Is Breastfeeding Your Newborn a Struggle? Read On.

originally published 2014 at The Guardian online a comment made to Gavin Extence's article Breastfeeding may be natural, but that doesn't mean it's easy



I know I would have found it some way reassuring to read of someone experiencing similar problems with breastfeeding as I was experiencing when I was a new mother.
Illustration by Debra Hall 
Before the internet, the only information my husband and I had to hand, in the dark, wakeful hours of the night, was the kind of NHS breastfeeding pamphlets you mention in your article, Gavin Extence - and in the cold light of the day the word ‘formula’ seemed a dirty word.
 

Six weeks I struggled to breast feed exclusively. My nipples quickly became cracked and dry and then sores appeared and they would bleed. I would curl my toes and wince when my baby latched on, and while ‘feeding’ my baby...well, I would just cry because I wasn’t enjoying the experience like they said I would; in fact, I found it deeply traumatising. Whereas she, poor little mite, would fall asleep on the breast because of the huge effort she was having to make.


Sometimes my husband would help to express milk, to try to give the nipples time to heal over and allow me some time out, but 15 minutes of hard breast pumping to express harvested only a measly few mls. I was simply not producing.

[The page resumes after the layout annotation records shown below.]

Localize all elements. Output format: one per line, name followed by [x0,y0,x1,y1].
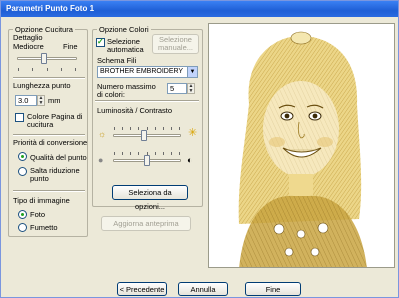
numero-colori-spinner[interactable]: ▲ ▼ [187,83,195,94]
priorita-qualita-radio[interactable] [18,152,27,161]
tipo-fumetto-label: Fumetto [30,223,58,232]
schema-fili-value: BROTHER EMBROIDERY [100,68,184,75]
priorita-salta-label: Salta riduzione punto [30,166,80,183]
spin-down-icon[interactable]: ▼ [188,88,194,94]
fine-button[interactable]: Fine [245,282,301,296]
selezione-automatica-checkbox[interactable] [96,37,105,47]
tipo-immagine-label: Tipo di immagine [13,196,70,205]
contrast-ticks [114,152,180,155]
spin-down-icon[interactable]: ▼ [38,100,44,106]
aggiorna-anteprima-button[interactable]: Aggiorna anteprima [101,216,191,231]
priorita-qualita-label: Qualità del punto [30,153,87,162]
sun-large-icon: ✳ [188,127,198,139]
seleziona-opzioni-button[interactable]: Seleziona da opzioni... [112,185,188,211]
numero-colori-input[interactable]: 5 [167,83,187,94]
numero-colori-label: Numero massimo di colori: [97,82,156,99]
colori-legend: Opzione Colori [99,25,149,34]
tipo-foto-label: Foto [30,210,46,219]
annulla-button[interactable]: Annulla [178,282,228,296]
schema-fili-select[interactable]: BROTHER EMBROIDERY ▼ [97,66,198,78]
priorita-salta-radio[interactable] [18,167,27,176]
separator [13,190,85,192]
dettaglio-ticks [18,68,76,71]
luminosita-label: Luminosità / Contrasto [97,106,173,115]
half-circle-icon: ◐ [187,155,193,165]
separator [95,100,199,102]
dialog-window: Parametri Punto Foto 1 Opzione Cucitura … [0,0,399,298]
lunghezza-unit: mm [48,96,61,105]
selezione-manuale-button[interactable]: Selezione manuale... [152,34,199,54]
brightness-slider-track [113,134,181,137]
fine-detail-label: Fine [63,42,78,51]
brightness-slider-thumb[interactable] [140,130,147,141]
sun-small-icon: ☼ [98,129,107,139]
photo-preview [208,23,395,268]
lunghezza-input[interactable]: 3.0 [15,95,37,106]
lunghezza-label: Lunghezza punto [13,81,71,90]
window-title: Parametri Punto Foto 1 [1,1,398,17]
priorita-label: Priorità di conversione [13,138,88,147]
mediocre-label: Mediocre [13,42,44,51]
separator [13,134,85,136]
brightness-ticks [114,127,180,130]
lunghezza-spinner[interactable]: ▲ ▼ [37,95,45,106]
colore-pagina-label: Colore Pagina di cucitura [27,112,83,129]
schema-fili-label: Schema Fili [97,56,137,65]
dettaglio-label: Dettaglio [13,33,43,42]
tipo-fumetto-radio[interactable] [18,223,27,232]
selezione-automatica-label: Selezione automatica [107,37,144,54]
contrast-slider-thumb[interactable] [144,155,150,166]
circle-gray-icon: ● [98,155,104,165]
precedente-button[interactable]: < Precedente [117,282,167,296]
chevron-down-icon[interactable]: ▼ [187,67,197,77]
tipo-foto-radio[interactable] [18,210,27,219]
separator [13,77,85,79]
dettaglio-slider-thumb[interactable] [41,53,48,64]
stitched-portrait-image [238,31,367,267]
colore-pagina-checkbox[interactable] [15,113,24,122]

After a traumatic labour, the baby and I needed to rest, but the breast feeding experience, for us both, was overriding. Finally, and at the end of our tether, my husband and I agreed to give our baby formula milk and he bottle fed our daughter while I crept away somewhere and sobbed quietly. She slept for the longest period afterwards, and from then on she was in a settled pattern of sleeping and feeding which bought about many benefits. 

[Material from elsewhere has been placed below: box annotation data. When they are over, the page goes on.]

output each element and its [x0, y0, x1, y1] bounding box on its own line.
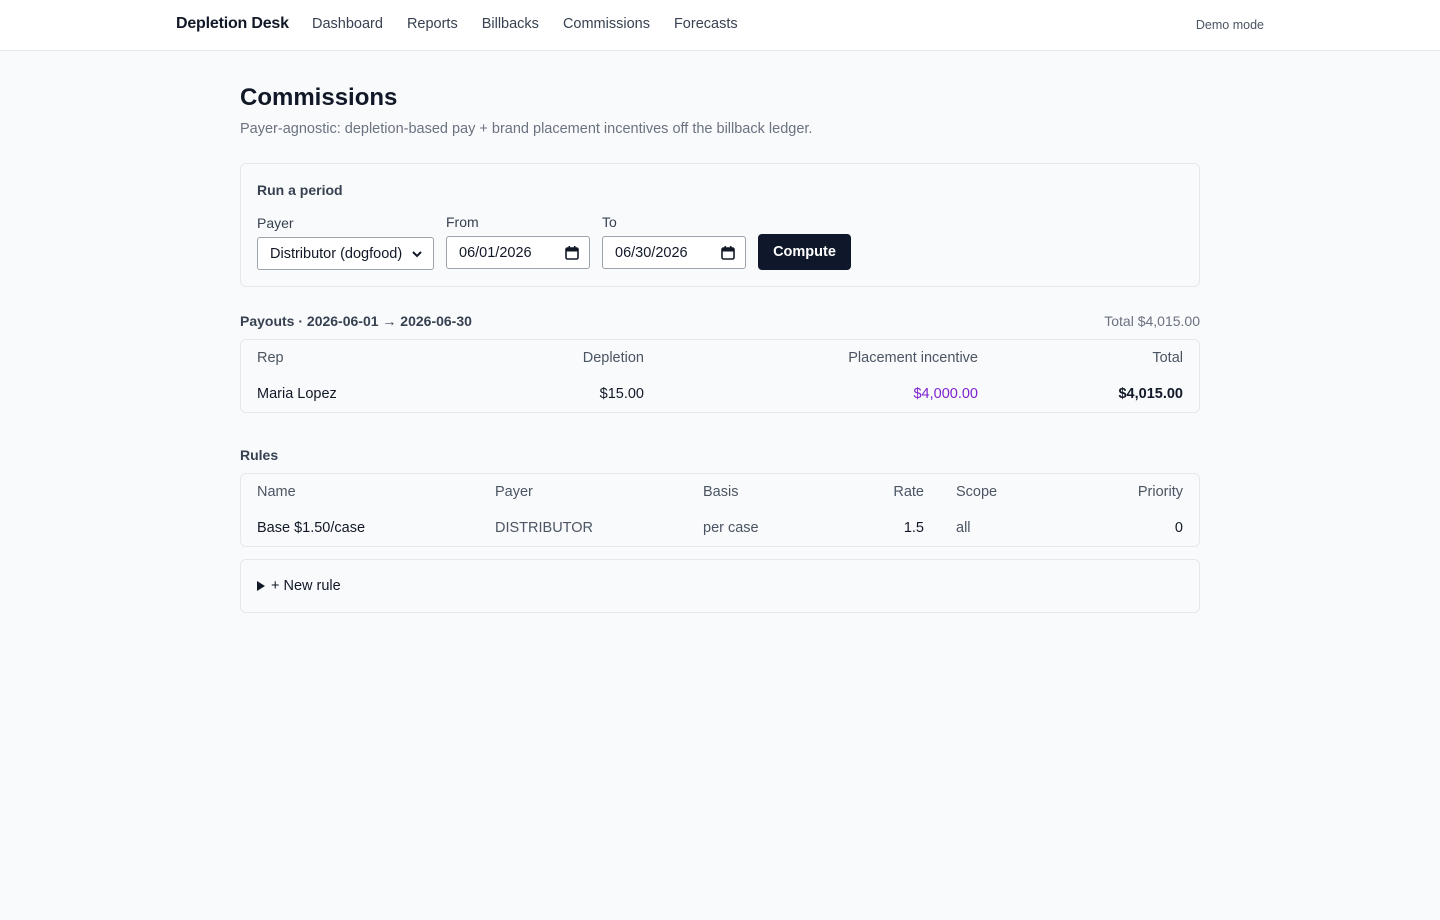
calendar-icon[interactable]	[565, 245, 579, 260]
cell-total: $4,015.00	[1118, 386, 1183, 402]
top-nav-bar: Depletion Desk Dashboard Reports Billbac…	[0, 0, 1440, 51]
col-rate: Rate	[893, 484, 924, 500]
nav-forecasts[interactable]: Forecasts	[674, 16, 738, 32]
nav-billbacks[interactable]: Billbacks	[482, 16, 539, 32]
nav-commissions[interactable]: Commissions	[563, 16, 650, 32]
cell-name: Base $1.50/case	[257, 520, 366, 536]
col-payer: Payer	[495, 484, 533, 500]
col-placement-incentive: Placement incentive	[848, 350, 978, 366]
page-title: Commissions	[240, 84, 398, 111]
cell-basis: per case	[703, 520, 759, 536]
cell-scope: all	[956, 520, 971, 536]
chevron-down-icon	[412, 251, 422, 258]
from-date-input[interactable]: 06/01/2026	[446, 236, 590, 269]
col-name: Name	[257, 484, 296, 500]
run-period-card: Run a period Payer Distributor (dogfood)…	[240, 163, 1200, 287]
rules-heading: Rules	[240, 447, 279, 463]
payer-select-value: Distributor (dogfood)	[270, 245, 403, 262]
cell-payer: DISTRIBUTOR	[495, 520, 594, 536]
app-brand[interactable]: Depletion Desk	[176, 15, 289, 33]
cell-placement-incentive: $4,000.00	[913, 386, 978, 402]
to-date-input[interactable]: 06/30/2026	[602, 236, 746, 269]
nav-dashboard[interactable]: Dashboard	[312, 16, 383, 32]
cell-rate: 1.5	[903, 520, 924, 536]
col-rep: Rep	[257, 350, 284, 366]
from-label: From	[446, 214, 479, 230]
cell-rep: Maria Lopez	[257, 386, 337, 402]
main-nav: Dashboard Reports Billbacks Commissions …	[312, 16, 738, 32]
disclosure-triangle-icon	[257, 581, 265, 591]
run-period-heading: Run a period	[257, 182, 343, 198]
page-subtitle: Payer-agnostic: depletion-based pay + br…	[240, 121, 813, 137]
new-rule-label: + New rule	[271, 578, 341, 594]
from-date-value: 06/01/2026	[459, 244, 532, 261]
payer-label: Payer	[257, 215, 294, 231]
payouts-heading: Payouts · 2026-06-01 → 2026-06-30	[240, 313, 472, 329]
payouts-total: Total $4,015.00	[1104, 313, 1200, 329]
cell-priority: 0	[1174, 520, 1183, 536]
payouts-table: Rep Depletion Placement incentive Total …	[240, 339, 1200, 413]
col-basis: Basis	[703, 484, 739, 500]
to-label: To	[602, 214, 617, 230]
to-date-value: 06/30/2026	[615, 244, 688, 261]
new-rule-toggle[interactable]: + New rule	[257, 578, 341, 594]
rules-table: Name Payer Basis Rate Scope Priority Bas…	[240, 473, 1200, 547]
calendar-icon[interactable]	[721, 245, 735, 260]
payer-select[interactable]: Distributor (dogfood)	[257, 237, 434, 270]
col-total: Total	[1152, 350, 1183, 366]
col-depletion: Depletion	[582, 350, 644, 366]
new-rule-panel: + New rule	[240, 559, 1200, 613]
col-scope: Scope	[956, 484, 998, 500]
col-priority: Priority	[1137, 484, 1183, 500]
compute-button[interactable]: Compute	[758, 234, 851, 270]
demo-mode-indicator: Demo mode	[1195, 18, 1264, 32]
cell-depletion: $15.00	[599, 386, 644, 402]
nav-reports[interactable]: Reports	[407, 16, 458, 32]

I had such high expectation of myself as a new parent, that I felt I was failing my baby because I was not doing things naturally, and I so wanted to. Health workers were policy set, and other high yielding new mums were pooh pooh-ing me because the mechanics had worked, or was working for them. 

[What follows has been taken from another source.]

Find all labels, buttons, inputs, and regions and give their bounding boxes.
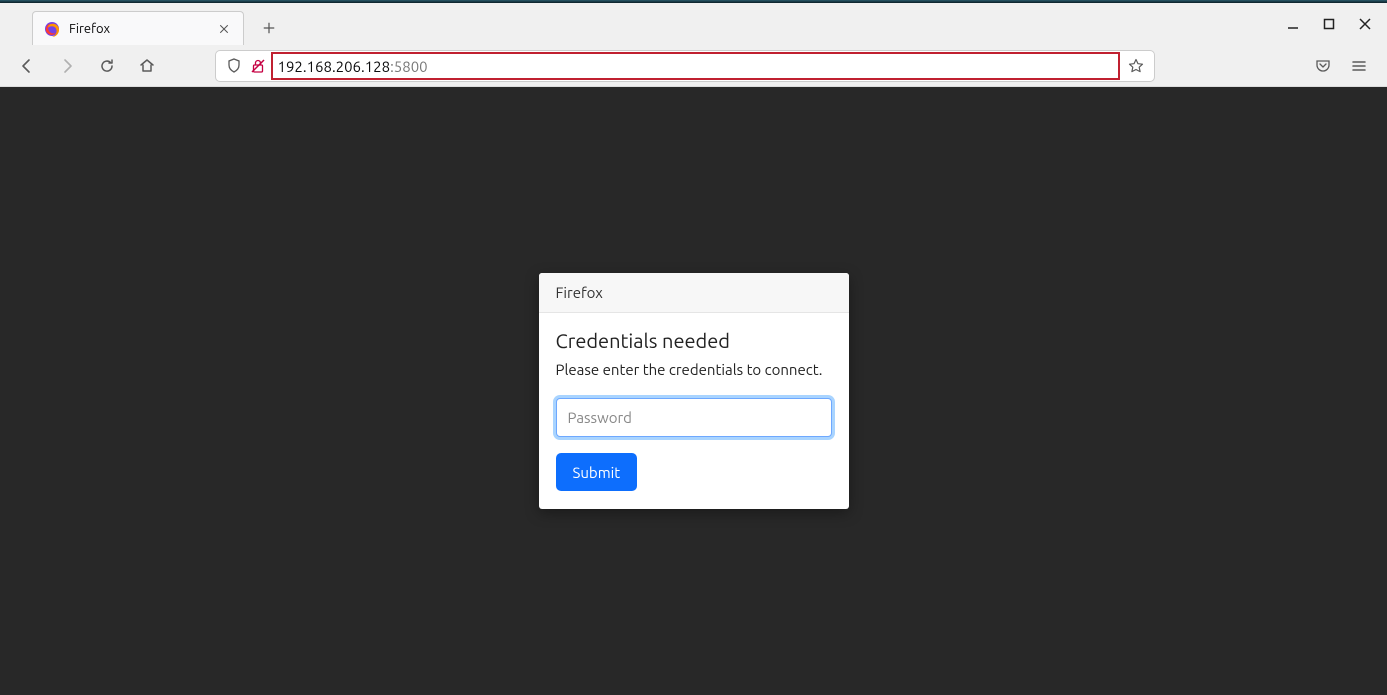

My baby was not relaxed and would only cat nap night and day because she was hungry all the time. The postnatal depression I suffered was never actually confirmed, nonetheless, for me, it was definitely real, caused by the problems I was experiencing with breastfeeding directly and because of my worried reaction to the stigma and the politics surrounding the alternatives.


If you happen to be a new mum who is not producing enough breast milk for her baby to thrive, I hope this article goes someway to help with the decision to stop stuggling on. It is not doing you or your baby any good. Take up bottle feeding formula if you need to; it's okay to do so.